The ICCT's Graver still flies to meetings and conferences he needs to attend, but said that one factor in his decision to move from the Bay Area to Washington, D.C. was that it was a shorter distance to Montreal and Europe, where these meetings are often held. When he flies, he told me, "I investigate not only price but what kind of aircraft the flights are being operated on."
His advice? Avoid small regional airplanes, as those are the worst in terms of emissions. For domestic travel, he'd recommend narrow-body jets like the Boeing 737 and Airbus A320. Internationally, four-engine aircraft like the A340 the A380, and the 747 should be avoided in favor of newer two-engine wide-body aircraft, like the Boeing Dreamliner or Airbus A350. The newer the aircraft model, the better the fuel burn and the lower the emissions are, he said—helpfully, the travel site Kayak lets you filter by type of aircraft, though your options for any individual trip may be limited.

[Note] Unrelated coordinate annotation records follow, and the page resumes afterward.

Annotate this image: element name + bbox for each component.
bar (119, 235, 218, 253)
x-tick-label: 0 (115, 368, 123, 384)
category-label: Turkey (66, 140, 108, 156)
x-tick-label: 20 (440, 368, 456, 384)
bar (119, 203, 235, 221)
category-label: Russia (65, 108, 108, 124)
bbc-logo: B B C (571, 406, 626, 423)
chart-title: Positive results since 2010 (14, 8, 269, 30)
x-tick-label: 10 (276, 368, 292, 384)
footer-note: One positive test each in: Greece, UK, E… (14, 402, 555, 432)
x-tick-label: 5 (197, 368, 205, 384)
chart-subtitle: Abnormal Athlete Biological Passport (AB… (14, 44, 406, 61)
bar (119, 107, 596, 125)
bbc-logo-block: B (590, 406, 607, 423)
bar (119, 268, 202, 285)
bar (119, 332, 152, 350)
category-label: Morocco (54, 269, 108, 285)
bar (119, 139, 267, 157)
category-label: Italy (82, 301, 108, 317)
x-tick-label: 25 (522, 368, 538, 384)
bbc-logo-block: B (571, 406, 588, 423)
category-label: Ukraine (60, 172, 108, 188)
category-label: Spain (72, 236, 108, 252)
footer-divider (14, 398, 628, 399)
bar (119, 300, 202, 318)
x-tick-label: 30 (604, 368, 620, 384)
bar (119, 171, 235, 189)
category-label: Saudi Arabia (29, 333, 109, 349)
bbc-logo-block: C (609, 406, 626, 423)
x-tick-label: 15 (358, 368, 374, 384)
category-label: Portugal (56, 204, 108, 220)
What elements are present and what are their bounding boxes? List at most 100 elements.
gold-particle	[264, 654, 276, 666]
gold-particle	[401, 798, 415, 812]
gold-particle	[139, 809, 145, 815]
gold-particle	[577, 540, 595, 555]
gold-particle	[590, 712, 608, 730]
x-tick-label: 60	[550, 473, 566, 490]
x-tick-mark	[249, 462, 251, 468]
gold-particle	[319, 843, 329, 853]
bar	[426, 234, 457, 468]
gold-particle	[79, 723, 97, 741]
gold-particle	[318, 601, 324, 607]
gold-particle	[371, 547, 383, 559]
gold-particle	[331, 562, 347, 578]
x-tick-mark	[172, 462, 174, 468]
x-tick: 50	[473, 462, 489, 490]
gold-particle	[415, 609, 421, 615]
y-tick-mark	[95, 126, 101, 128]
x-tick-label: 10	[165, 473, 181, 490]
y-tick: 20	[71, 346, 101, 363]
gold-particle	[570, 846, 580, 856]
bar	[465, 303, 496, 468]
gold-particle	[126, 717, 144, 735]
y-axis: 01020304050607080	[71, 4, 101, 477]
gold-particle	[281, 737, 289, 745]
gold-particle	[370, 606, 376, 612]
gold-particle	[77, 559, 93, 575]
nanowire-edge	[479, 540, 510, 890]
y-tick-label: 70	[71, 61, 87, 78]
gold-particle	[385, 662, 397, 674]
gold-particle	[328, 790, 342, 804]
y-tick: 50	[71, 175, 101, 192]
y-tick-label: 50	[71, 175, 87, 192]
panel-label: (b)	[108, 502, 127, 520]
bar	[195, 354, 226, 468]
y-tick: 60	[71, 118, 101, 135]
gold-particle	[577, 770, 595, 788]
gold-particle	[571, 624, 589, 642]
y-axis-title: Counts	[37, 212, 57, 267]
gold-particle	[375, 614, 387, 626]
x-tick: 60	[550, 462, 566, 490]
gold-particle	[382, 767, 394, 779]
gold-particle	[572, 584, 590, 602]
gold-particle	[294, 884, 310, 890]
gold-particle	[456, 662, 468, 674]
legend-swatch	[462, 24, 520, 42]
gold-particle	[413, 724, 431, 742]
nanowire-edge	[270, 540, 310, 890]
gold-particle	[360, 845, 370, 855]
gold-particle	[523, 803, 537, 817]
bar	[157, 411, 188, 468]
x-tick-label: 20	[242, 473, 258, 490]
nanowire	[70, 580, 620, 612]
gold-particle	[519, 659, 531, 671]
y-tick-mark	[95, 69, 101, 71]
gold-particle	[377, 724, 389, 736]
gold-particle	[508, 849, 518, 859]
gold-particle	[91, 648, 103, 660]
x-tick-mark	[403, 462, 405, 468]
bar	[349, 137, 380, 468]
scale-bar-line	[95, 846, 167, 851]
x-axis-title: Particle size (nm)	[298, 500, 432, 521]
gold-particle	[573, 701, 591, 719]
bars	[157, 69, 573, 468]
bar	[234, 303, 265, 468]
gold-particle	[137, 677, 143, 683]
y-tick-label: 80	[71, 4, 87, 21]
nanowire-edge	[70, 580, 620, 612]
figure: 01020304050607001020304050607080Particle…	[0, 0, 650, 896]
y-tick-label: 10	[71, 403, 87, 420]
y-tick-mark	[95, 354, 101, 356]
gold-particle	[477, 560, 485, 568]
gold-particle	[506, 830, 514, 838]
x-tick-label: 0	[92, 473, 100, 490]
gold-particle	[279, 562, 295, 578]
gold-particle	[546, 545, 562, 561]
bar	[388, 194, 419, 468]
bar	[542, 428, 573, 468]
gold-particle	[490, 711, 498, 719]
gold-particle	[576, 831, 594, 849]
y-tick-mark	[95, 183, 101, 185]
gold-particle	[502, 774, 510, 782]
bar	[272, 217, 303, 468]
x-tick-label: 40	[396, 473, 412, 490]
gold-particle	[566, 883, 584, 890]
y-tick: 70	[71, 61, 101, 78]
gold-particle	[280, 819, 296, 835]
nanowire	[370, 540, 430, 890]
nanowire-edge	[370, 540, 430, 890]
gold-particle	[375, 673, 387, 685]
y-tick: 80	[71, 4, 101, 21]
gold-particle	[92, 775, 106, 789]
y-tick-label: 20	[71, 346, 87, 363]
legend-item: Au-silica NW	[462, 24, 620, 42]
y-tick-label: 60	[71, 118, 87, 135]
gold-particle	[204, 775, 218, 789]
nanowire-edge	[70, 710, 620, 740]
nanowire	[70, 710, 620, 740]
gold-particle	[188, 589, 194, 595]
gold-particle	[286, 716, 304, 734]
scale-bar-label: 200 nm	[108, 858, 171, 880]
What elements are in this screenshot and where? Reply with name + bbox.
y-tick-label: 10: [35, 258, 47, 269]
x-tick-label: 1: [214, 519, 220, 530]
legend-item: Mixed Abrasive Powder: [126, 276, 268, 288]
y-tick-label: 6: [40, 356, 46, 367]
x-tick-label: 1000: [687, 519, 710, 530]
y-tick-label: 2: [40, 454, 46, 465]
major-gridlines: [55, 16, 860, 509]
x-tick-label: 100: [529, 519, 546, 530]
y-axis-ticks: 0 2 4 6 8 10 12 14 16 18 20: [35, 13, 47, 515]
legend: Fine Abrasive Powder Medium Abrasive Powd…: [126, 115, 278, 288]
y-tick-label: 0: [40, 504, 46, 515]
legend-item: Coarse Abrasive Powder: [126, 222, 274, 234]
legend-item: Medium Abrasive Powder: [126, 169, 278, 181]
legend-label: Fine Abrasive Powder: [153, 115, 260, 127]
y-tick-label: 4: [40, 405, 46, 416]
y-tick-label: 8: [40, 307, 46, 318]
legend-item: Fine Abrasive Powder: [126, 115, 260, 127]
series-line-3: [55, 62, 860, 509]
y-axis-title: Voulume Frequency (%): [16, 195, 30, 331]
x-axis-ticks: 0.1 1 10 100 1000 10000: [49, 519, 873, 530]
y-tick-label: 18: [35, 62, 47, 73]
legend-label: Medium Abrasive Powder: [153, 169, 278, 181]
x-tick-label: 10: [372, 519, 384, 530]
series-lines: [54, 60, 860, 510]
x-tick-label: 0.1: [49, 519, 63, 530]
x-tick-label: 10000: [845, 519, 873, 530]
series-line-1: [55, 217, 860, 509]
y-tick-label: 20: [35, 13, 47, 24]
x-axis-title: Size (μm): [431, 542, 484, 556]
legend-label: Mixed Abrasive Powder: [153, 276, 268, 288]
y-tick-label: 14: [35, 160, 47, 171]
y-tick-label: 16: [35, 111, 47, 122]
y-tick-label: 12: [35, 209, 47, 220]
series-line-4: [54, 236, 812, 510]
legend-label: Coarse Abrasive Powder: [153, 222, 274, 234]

Your individual decisions will not bend the curve of rising temperatures currently threatening the world, but whether through government intervention or flygskam-fuelled mass societal change, we need to fly less often—and by we I mean my fellow large-footprint flyers. Without the prospect of zero-emission airplanes on the horizon, all we can change is our behavior.
"Even in a vision of green prosperity, we probably really do have to fly less," Wilde said. "We can totally handle it. We can live well with less flying."
Correction: An earlier version of this article misstated Graver's advice about which types of aircraft should be avoided. VICE regrets the error.